Cancer Network: You mentioned some of the combinations that are already being tested. Is there any scientific rationale for combining two HER2 drugs?
Dr. Pegram: There sure is. In the case of pertuzumab and trastuzumab, each of these antibodies binds to a different epitope on the HER2 receptor target. But you can give both simultaneously and they will both bind, and pertuzumab has activities that trastuzumab does not; only pertuzumab can disrupt HER2/HER3 heterodimers for example, That was the scientific rationale for combining the two, which is now a standard of care with FDA approval. Moreover, there is strong scientific rationale to take that one step further and combine T-DM1 with pertuzumab. Because as I mentioned, at its core, T-DM1 is simply chemo plus trastuzumab; they just happened to be chemically linked. Therefore, presumably, adding pertuzumab to that construct may also be synergistic, and we might expect to see similar improvements in outcomes by adding pertuzumab to T-DM1 as we did to adding pertuzumab to chemo plus trastuzumab.

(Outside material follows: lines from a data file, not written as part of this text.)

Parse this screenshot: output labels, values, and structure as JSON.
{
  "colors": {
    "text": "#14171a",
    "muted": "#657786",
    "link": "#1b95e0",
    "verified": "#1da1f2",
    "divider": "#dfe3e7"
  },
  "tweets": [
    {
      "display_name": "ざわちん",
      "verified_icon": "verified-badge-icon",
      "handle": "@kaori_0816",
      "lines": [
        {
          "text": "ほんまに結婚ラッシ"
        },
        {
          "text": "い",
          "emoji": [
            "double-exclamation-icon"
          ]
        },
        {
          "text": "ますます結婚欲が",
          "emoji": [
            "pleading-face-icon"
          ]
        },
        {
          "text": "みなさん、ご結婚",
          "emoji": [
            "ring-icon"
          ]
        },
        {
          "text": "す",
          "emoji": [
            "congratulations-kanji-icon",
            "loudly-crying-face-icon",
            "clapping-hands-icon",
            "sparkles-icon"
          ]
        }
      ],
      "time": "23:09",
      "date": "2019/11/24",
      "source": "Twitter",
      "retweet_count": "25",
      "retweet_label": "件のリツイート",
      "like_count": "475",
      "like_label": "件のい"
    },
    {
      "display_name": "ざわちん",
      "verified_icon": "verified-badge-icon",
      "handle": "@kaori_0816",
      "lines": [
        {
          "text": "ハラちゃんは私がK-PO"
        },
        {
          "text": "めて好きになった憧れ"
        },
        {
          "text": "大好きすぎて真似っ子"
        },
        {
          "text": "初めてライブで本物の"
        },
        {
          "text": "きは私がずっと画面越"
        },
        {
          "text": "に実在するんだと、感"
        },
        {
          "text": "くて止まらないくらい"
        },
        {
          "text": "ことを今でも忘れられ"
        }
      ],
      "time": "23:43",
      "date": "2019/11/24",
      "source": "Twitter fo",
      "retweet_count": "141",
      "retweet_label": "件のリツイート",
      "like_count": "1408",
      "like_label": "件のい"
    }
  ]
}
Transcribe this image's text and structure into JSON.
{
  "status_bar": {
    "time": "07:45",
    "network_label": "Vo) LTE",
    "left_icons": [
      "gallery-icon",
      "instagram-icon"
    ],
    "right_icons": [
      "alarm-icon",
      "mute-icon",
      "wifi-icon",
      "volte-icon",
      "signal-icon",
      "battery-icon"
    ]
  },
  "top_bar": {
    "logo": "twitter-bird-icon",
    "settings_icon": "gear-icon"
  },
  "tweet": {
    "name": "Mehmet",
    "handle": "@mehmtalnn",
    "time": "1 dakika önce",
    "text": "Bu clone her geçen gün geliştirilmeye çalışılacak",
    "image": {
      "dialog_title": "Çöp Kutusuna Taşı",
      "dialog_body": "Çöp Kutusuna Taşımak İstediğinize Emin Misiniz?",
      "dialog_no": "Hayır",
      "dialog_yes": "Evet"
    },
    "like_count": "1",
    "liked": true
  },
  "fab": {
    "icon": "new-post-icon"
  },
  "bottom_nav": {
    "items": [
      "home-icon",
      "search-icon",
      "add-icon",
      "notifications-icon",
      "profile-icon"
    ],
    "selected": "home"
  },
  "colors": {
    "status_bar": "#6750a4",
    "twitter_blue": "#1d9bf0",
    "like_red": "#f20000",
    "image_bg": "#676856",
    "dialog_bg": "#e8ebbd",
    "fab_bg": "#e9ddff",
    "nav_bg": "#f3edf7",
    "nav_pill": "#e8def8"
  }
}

Cancer Network: Are there any other combinations of HER2-targeted agents that you would like to highlight that we have not touched upon yet?
Dr. Pegram: We haven’t really discussed the concept of combined receptor blockade, which is also a success and has won FDA approval. I participated along with many of my colleagues in the field in a trial targeting HER2 and estrogen receptors simultaneously using aromatase inhibition and lapatinib. In HER2-positive, ER-positive advanced breast cancer, the combination proved to be successful and has led to FDA approval; it is now routinely available for our patients in the clinic as a nonchemotherapy treatment option for HER2-positive, advanced disease. I think that is a very important advance for patients, not to have to endure the toxicity of chemo while they are on that particular regimen. I think that is another good example of how integration of HER2-targeted therapies with other targeted therapeutic approaches may hold more promise. I think we will see more of that with other molecularly targeted agents added in with HER2-targeted agents down the line.
Cancer Network: Great. Thank you so much for joining us today, Dr. Pegram.
Dr. Pegram: Absolutely! Looking forward to seeing everyone at the Miami symposium.